Abortion: Public consulted on new Northern Ireland laws

By Jayne McCormack
BBC News NI Political Reporter

Related Topics
Image source, Chinnapong
Image caption,
No criminal charges will be brought against healthcare workers who provide a termination or assist in one

A public consultation about a new legal framework on abortion services in Northern Ireland has been opened.

It follows the decriminalisation of abortion in Northern Ireland last month after MPs passed a law in Parliament.

The government has to put legislation in place by 31 March 2020 regarding the provision of abortion services.

The Northern Ireland Office has said the consultation will close on 16 December.

The government said it would welcome comments from "anyone in Northern Ireland with an interest or view, particularly those directly impacted by the current law and any proposed changes and health professionals" to inform the shape of legislation.

The consultation paper is 42 pages long and details the legislative changes introduced last month, as well as proposals the government is exploring.

It asks questions relating to what the limit for early terminations of pregnancy - without conditions - should be.

It also asks respondents if abortion should be available without a time limit in the cases of fatal foetal abnormality, where there is a substantial risk that the fetus would die or if born "would suffer a severe impairment, including a mental or physical disability which is likely to significantly limit either the length or quality of the child's life".

The government states it is also seeking views "on whether a new power may be required in Northern Ireland to ensure that the new services can be provided and accessed in a way that protects women from harassment by anti-abortion protesters".

Image source, Getty Images
Image caption,
Charges can no longer be brought against those who have an abortion

"Any new power would be used in a way which complies with the rights to freedom of expression and freedom of association," it adds.
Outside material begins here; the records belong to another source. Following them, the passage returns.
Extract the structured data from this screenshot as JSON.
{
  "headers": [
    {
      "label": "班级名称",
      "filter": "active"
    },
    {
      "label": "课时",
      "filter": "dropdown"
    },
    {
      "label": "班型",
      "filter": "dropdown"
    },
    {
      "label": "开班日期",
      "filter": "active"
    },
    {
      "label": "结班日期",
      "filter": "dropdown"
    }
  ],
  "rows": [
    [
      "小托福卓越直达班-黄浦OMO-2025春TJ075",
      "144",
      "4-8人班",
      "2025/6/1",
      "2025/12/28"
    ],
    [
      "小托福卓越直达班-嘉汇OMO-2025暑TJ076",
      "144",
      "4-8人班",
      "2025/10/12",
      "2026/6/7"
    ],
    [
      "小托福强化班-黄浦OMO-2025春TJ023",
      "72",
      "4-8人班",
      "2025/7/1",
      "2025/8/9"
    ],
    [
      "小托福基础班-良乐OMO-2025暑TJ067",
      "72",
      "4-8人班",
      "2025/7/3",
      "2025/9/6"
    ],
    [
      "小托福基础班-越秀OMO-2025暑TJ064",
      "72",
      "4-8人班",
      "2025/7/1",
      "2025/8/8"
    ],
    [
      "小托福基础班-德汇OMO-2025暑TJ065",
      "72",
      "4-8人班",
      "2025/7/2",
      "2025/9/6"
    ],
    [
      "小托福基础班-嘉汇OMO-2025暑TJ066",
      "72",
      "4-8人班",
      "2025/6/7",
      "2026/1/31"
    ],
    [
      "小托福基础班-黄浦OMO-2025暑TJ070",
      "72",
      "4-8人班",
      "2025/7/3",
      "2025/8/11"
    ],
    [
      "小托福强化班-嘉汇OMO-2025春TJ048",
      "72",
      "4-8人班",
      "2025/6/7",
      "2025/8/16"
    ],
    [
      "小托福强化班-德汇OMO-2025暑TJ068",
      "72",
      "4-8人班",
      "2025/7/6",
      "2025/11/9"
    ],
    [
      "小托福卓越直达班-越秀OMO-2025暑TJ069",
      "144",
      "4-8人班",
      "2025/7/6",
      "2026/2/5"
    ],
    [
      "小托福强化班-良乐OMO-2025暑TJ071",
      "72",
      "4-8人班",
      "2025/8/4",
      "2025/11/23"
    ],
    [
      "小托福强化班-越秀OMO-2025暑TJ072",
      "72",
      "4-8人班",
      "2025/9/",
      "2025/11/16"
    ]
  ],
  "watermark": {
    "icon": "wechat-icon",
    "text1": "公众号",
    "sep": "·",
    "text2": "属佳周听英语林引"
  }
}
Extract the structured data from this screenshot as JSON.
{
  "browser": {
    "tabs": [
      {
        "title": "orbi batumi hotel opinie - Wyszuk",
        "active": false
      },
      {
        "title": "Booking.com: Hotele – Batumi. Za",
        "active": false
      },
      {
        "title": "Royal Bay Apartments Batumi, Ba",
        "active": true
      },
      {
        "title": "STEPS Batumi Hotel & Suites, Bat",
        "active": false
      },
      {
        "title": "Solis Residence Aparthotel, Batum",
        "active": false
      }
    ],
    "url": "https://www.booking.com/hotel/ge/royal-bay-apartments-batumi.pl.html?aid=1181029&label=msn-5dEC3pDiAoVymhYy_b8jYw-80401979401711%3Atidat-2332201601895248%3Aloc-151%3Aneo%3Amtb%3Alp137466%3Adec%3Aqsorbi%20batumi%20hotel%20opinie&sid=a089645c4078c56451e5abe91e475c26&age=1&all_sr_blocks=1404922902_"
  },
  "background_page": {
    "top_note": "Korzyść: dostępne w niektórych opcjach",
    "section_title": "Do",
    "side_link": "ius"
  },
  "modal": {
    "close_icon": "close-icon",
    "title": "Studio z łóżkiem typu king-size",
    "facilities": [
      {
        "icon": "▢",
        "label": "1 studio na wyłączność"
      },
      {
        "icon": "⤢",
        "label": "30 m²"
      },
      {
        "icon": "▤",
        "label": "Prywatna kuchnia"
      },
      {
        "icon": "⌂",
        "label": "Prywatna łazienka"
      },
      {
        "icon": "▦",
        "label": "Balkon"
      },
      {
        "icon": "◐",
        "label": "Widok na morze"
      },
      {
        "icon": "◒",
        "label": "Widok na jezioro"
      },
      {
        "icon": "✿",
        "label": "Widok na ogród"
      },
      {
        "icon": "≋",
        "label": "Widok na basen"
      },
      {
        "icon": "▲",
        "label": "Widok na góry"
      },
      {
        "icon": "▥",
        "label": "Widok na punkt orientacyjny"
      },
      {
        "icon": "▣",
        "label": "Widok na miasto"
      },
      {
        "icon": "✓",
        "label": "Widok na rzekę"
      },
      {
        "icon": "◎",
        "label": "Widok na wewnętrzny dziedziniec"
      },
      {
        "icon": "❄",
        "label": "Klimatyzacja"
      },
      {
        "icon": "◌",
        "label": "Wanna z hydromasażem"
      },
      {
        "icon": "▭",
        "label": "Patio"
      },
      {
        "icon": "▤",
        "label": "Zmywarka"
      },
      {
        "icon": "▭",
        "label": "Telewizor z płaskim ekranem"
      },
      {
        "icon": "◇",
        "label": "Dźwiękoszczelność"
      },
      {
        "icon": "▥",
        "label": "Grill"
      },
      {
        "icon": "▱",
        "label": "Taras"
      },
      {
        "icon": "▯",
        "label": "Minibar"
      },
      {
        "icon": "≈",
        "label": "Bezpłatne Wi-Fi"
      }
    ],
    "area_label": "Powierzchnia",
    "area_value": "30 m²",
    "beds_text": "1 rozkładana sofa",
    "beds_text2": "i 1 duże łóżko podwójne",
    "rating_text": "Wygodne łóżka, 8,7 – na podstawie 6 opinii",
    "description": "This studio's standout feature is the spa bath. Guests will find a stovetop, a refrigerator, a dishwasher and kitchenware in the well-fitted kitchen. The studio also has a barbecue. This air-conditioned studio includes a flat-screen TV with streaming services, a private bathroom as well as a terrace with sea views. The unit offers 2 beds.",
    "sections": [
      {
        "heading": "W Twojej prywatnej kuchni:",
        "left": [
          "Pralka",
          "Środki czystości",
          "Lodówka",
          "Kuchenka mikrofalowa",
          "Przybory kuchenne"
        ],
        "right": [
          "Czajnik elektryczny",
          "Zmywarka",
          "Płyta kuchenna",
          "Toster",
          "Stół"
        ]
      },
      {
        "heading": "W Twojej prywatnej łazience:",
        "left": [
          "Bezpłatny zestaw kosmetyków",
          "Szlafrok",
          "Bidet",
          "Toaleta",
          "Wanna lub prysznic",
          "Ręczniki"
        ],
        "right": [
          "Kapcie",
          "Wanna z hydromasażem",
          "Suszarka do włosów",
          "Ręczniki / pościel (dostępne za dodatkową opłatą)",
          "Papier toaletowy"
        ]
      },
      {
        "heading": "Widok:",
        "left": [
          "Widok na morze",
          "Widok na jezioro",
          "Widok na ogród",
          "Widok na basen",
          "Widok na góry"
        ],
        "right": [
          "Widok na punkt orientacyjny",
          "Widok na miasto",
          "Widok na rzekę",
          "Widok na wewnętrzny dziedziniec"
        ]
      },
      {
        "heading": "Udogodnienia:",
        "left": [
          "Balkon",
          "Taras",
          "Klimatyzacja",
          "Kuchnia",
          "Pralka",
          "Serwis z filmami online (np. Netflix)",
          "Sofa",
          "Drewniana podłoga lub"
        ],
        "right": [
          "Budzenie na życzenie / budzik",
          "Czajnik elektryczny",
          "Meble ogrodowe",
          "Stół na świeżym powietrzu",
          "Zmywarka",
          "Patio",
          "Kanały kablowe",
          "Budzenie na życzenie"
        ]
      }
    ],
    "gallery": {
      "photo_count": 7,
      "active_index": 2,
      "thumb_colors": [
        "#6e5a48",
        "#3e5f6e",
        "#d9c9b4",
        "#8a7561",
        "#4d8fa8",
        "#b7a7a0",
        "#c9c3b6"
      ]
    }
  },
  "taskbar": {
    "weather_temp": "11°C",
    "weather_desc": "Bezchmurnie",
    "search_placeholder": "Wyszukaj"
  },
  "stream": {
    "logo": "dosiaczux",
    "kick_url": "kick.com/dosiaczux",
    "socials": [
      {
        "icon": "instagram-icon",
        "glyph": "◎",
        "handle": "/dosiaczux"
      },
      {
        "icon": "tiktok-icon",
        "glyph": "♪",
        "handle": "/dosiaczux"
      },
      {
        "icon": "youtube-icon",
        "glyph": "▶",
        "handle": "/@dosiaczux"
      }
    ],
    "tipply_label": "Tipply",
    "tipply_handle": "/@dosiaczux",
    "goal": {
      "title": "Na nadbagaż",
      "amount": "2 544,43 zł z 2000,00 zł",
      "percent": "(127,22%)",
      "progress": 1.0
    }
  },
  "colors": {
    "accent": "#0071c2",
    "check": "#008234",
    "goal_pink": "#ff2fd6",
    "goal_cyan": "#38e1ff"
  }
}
It also asks about conscientious objections - where medical practitioners and other healthcare professionals may opt out of certain duties on grounds of conscience.

The consultation will last for six weeks.

Northern Ireland Secretary Julian Smith said he was "acutely aware" that the provision of abortion services is devolved to Northern Ireland, including health and social services.

"I am also deeply sympathetic to the fact that this is a highly sensitive and complex matter, with differing and strongly held views across society," he added.